There's HopeYesterday, the eve of Inauguration 2017 in USA, was hard. I felt exhausted all day and with evening came a simmering anger. I was not pleasant to be around. I felt like I was walking into a bad arranged marriage. Trying to console myself that it would only be four years did not work. It's not hard to image the damage that can be done in four years. To people, to culture, to society, to systems.
I put three tasks before myself:
1) Develop a tool for citizen action based on the book "Becoming a Citizen Activist."
2) Write the first petitions the Happiness Alliance would ever write. One callis on all Mayors in the USA to pass resolutions to protect the inalienable right to life, liberty and pursuit of happiness for ALL people. The other calling on all national leaders to appoint Happiness Ministers and Cabinets of Happiness.
By 11:30 pm, I was done, and had done all I could that day. Was it enough? Time would tell, Maybe hardly anyone would sign the petitions, and they would go unnoticed, unheaded. But one does what one can, and then turns it over to a higher power. I needed to rest, to take the time to go inward. But there did not feel like there was enough time. That, my dharma teacher says, is exactly when you must take the time. So today, I plan to take at least one hour today and go inward. Sit in silence, see what will emerge.
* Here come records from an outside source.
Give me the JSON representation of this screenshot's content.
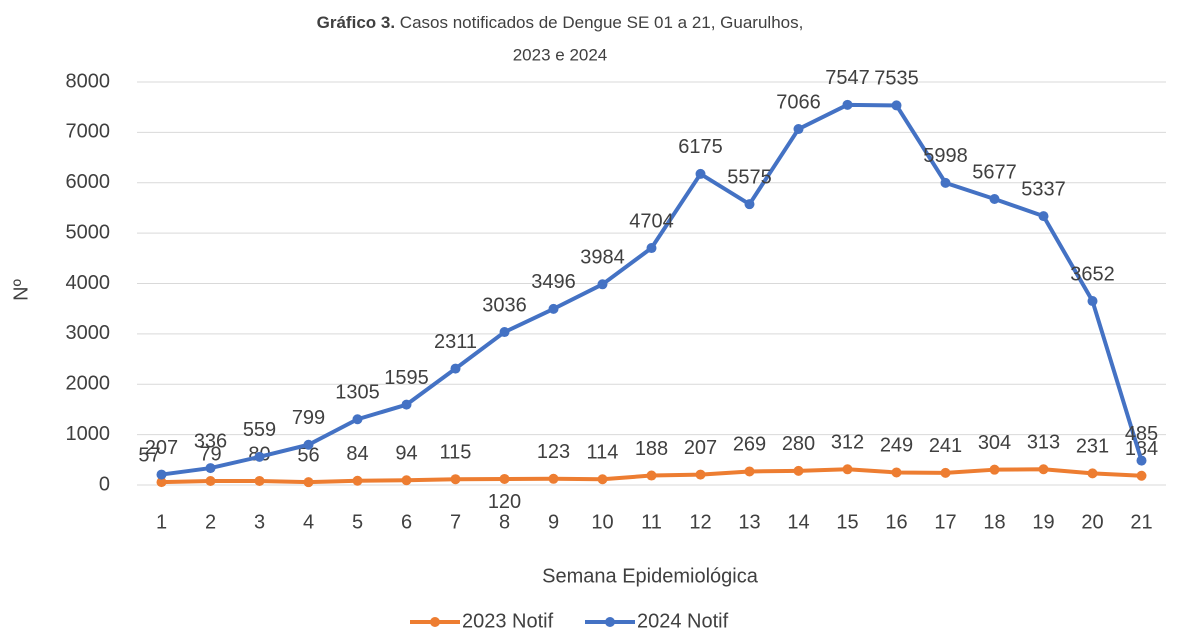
{
  "chart_data": {
    "type": "line",
    "title_bold": "Gráfico 3.",
    "title_line1": "Casos notificados de Dengue SE 01 a 21, Guarulhos,",
    "title_line2": "2023 e 2024",
    "x_label": "Semana Epidemiológica",
    "y_label": "Nº",
    "categories": [
      1,
      2,
      3,
      4,
      5,
      6,
      7,
      8,
      9,
      10,
      11,
      12,
      13,
      14,
      15,
      16,
      17,
      18,
      19,
      20,
      21
    ],
    "series": [
      {
        "name": "2023 Notif",
        "color": "#ed7d31",
        "values": [
          57,
          79,
          80,
          56,
          84,
          94,
          115,
          120,
          123,
          114,
          188,
          207,
          269,
          280,
          312,
          249,
          241,
          304,
          313,
          231,
          184
        ]
      },
      {
        "name": "2024 Notif",
        "color": "#4472c4",
        "values": [
          207,
          336,
          559,
          799,
          1305,
          1595,
          2311,
          3036,
          3496,
          3984,
          4704,
          6175,
          5575,
          7066,
          7547,
          7535,
          5998,
          5677,
          5337,
          3652,
          485
        ]
      }
    ],
    "ylim": [
      0,
      8000
    ],
    "yticks": [
      0,
      1000,
      2000,
      3000,
      4000,
      5000,
      6000,
      7000,
      8000
    ],
    "grid": true,
    "legend": "bottom"
  }
}
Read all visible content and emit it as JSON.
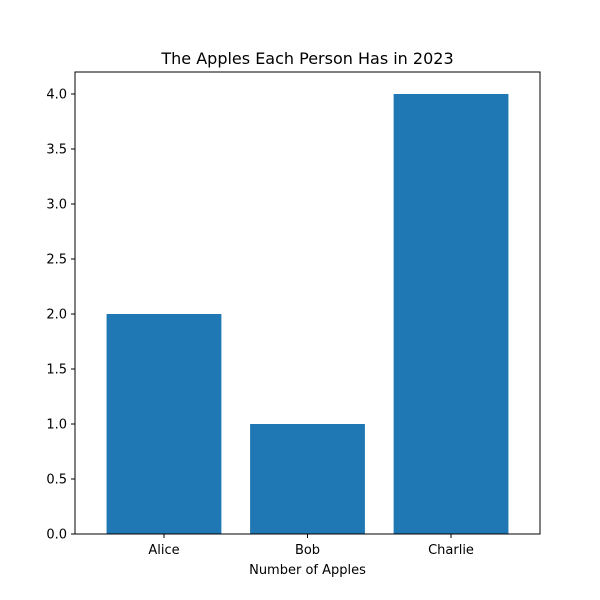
{
  "chart_data": {
    "type": "bar",
    "title": "The Apples Each Person Has in 2023",
    "xlabel": "Number of Apples",
    "ylabel": "",
    "categories": [
      "Alice",
      "Bob",
      "Charlie"
    ],
    "values": [
      2,
      1,
      4
    ],
    "ylim": [
      0,
      4.2
    ],
    "yticks": [
      "0.0",
      "0.5",
      "1.0",
      "1.5",
      "2.0",
      "2.5",
      "3.0",
      "3.5",
      "4.0"
    ],
    "grid": false,
    "legend": "none",
    "bar_color": "#1f77b4"
  }
}
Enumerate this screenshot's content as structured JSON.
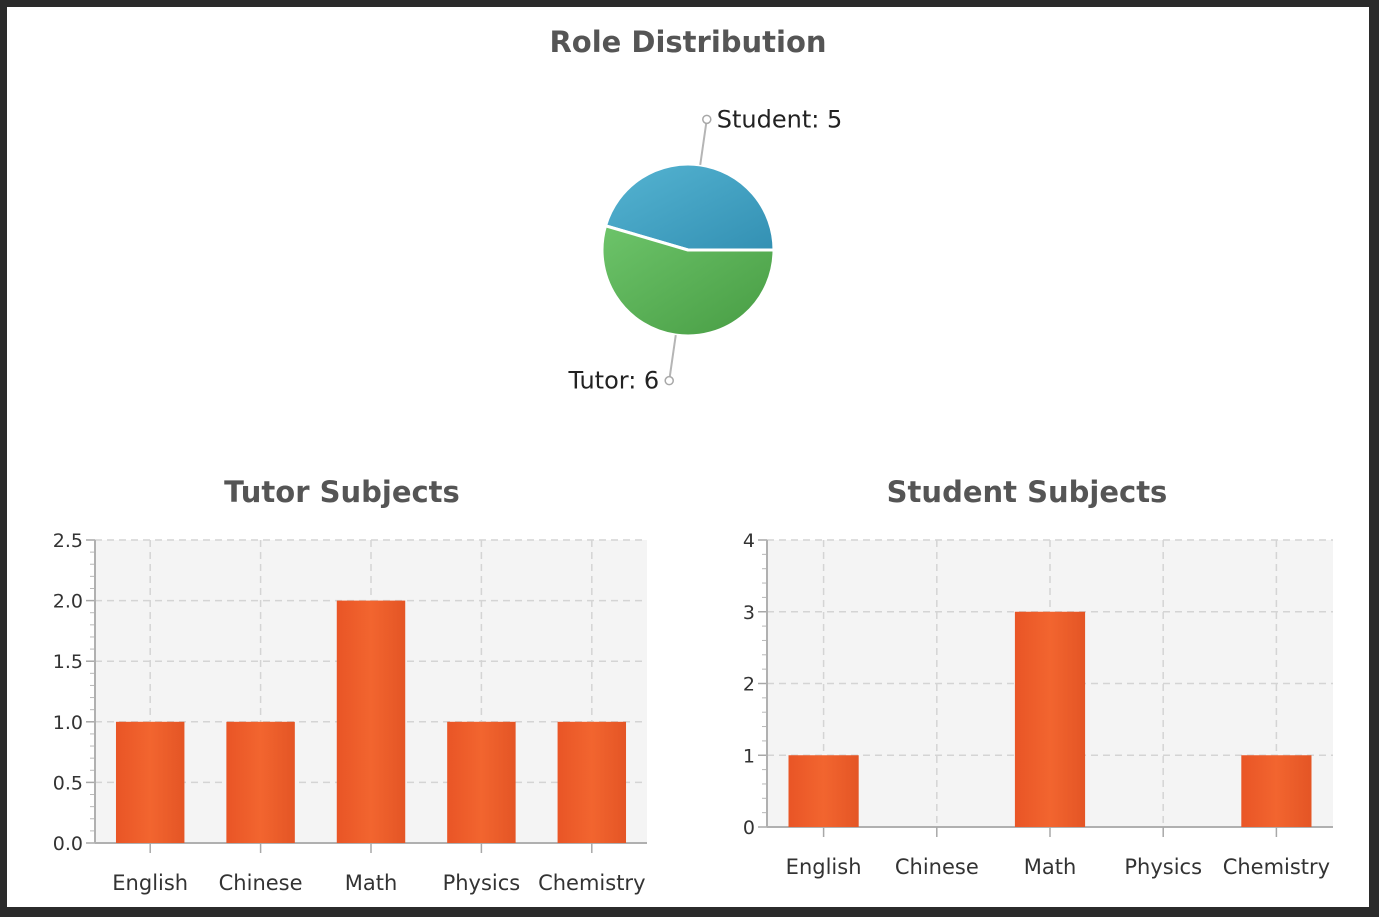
{
  "colors": {
    "student": "#3f9cbf",
    "tutor": "#56a951",
    "bar": "#ef5f2c",
    "plot_bg": "#f4f4f4",
    "grid": "#d4d4d4"
  },
  "chart_data": [
    {
      "type": "pie",
      "title": "Role Distribution",
      "slices": [
        {
          "label": "Student",
          "value": 5,
          "display": "Student: 5"
        },
        {
          "label": "Tutor",
          "value": 6,
          "display": "Tutor: 6"
        }
      ]
    },
    {
      "type": "bar",
      "title": "Tutor Subjects",
      "categories": [
        "English",
        "Chinese",
        "Math",
        "Physics",
        "Chemistry"
      ],
      "values": [
        1,
        1,
        2,
        1,
        1
      ],
      "ylim": [
        0,
        2.5
      ],
      "yticks": [
        "0.0",
        "0.5",
        "1.0",
        "1.5",
        "2.0",
        "2.5"
      ],
      "grid": true
    },
    {
      "type": "bar",
      "title": "Student Subjects",
      "categories": [
        "English",
        "Chinese",
        "Math",
        "Physics",
        "Chemistry"
      ],
      "values": [
        1,
        0,
        3,
        0,
        1
      ],
      "ylim": [
        0,
        4
      ],
      "yticks": [
        "0",
        "1",
        "2",
        "3",
        "4"
      ],
      "grid": true
    }
  ]
}
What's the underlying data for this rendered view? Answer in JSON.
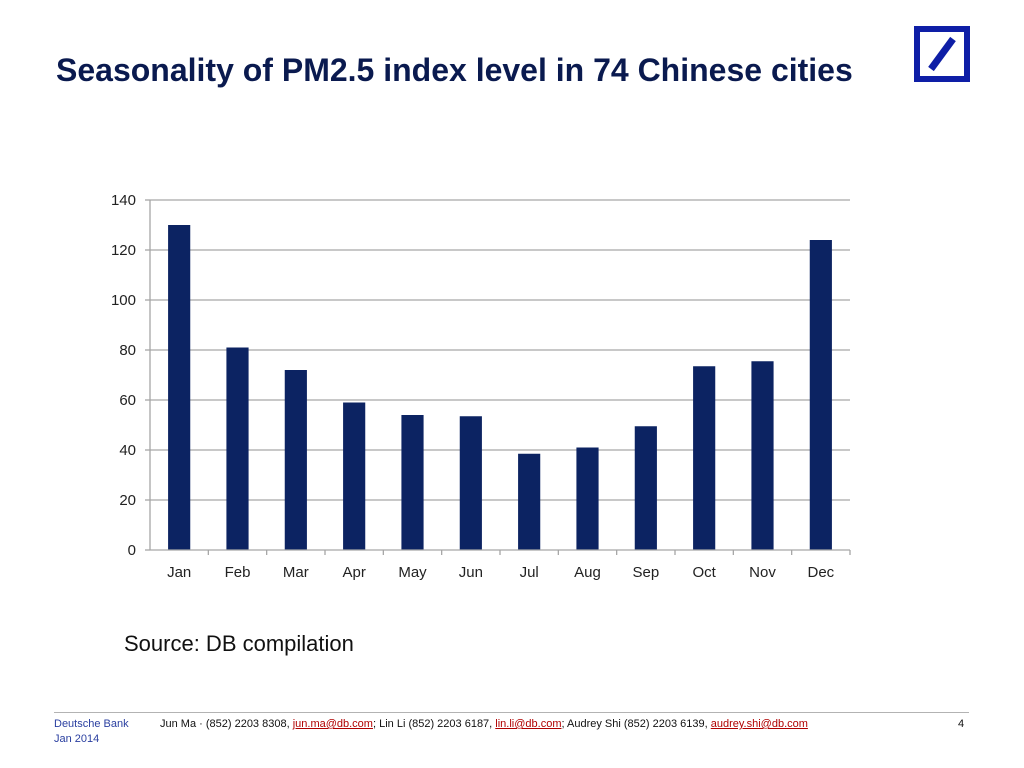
{
  "slide": {
    "title": "Seasonality of PM2.5 index level in 74 Chinese cities",
    "source": "Source: DB compilation",
    "page_number": "4"
  },
  "brand": {
    "logo_icon": "deutsche-bank-logo",
    "color": "#0e1ea6"
  },
  "footer": {
    "org": "Deutsche Bank",
    "date": "Jan 2014",
    "contacts": [
      {
        "prefix": "Jun Ma · (852) 2203 8308, ",
        "email": "jun.ma@db.com",
        "suffix": ";  "
      },
      {
        "prefix": "Lin Li (852) 2203 6187, ",
        "email": "lin.li@db.com",
        "suffix": ";  "
      },
      {
        "prefix": "Audrey Shi (852) 2203 6139, ",
        "email": "audrey.shi@db.com",
        "suffix": ""
      }
    ]
  },
  "chart_data": {
    "type": "bar",
    "categories": [
      "Jan",
      "Feb",
      "Mar",
      "Apr",
      "May",
      "Jun",
      "Jul",
      "Aug",
      "Sep",
      "Oct",
      "Nov",
      "Dec"
    ],
    "values": [
      130,
      81,
      72,
      59,
      54,
      53.5,
      38.5,
      41,
      49.5,
      73.5,
      75.5,
      124
    ],
    "title": "",
    "xlabel": "",
    "ylabel": "",
    "ylim": [
      0,
      140
    ],
    "yticks": [
      0,
      20,
      40,
      60,
      80,
      100,
      120,
      140
    ],
    "grid": true,
    "legend": "none",
    "bar_color": "#0c2362",
    "grid_color": "#a6a6a6"
  }
}
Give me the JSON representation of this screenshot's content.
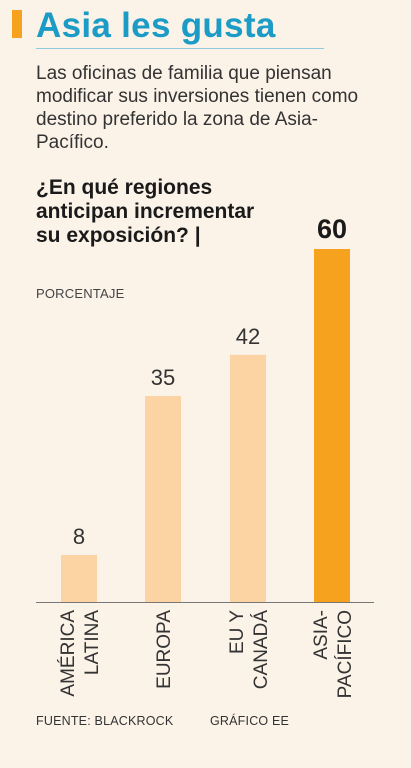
{
  "title": "Asia les gusta",
  "subtitle": "Las oficinas de familia que piensan modificar sus inversiones tienen como destino preferido la zona de Asia-Pacífico.",
  "question": "¿En qué regiones anticipan incrementar su exposición? |",
  "source": "FUENTE: BLACKROCK",
  "credit": "GRÁFICO EE",
  "colors": {
    "accent": "#f6a21e",
    "title": "#1b9cc6",
    "bar": "#fcd3a3",
    "bar_highlight": "#f6a21e",
    "background": "#fbf2e8"
  },
  "chart_data": {
    "type": "bar",
    "ylabel": "PORCENTAJE",
    "categories": [
      [
        "AMÉRICA",
        "LATINA"
      ],
      [
        "EUROPA"
      ],
      [
        "EU Y",
        "CANADÁ"
      ],
      [
        "ASIA-",
        "PACÍFICO"
      ]
    ],
    "values": [
      8,
      35,
      42,
      60
    ],
    "highlight_index": 3,
    "ylim": [
      0,
      60
    ],
    "grid": false,
    "legend": "none"
  }
}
Tears maybe, the tumult of fear, anger, denial, bargaining...ideas, inspiration, maybe even a sense of peace. But most important, is that I will be taking care of myself.
The link between taking care of yourself and doing the work that is needed and will be necessary if we are going to realize a sustainable tomorrow and today where there is hope for a government, economy and society that puts the well-being and happiness of people before the goals of unfettered economic growth and the rich getting richer.
My hope is that the work we are all doing for the good of our brothers and sisters on two legs, on four legs, in the air and on the ground will be a success. I send that wish of love out today.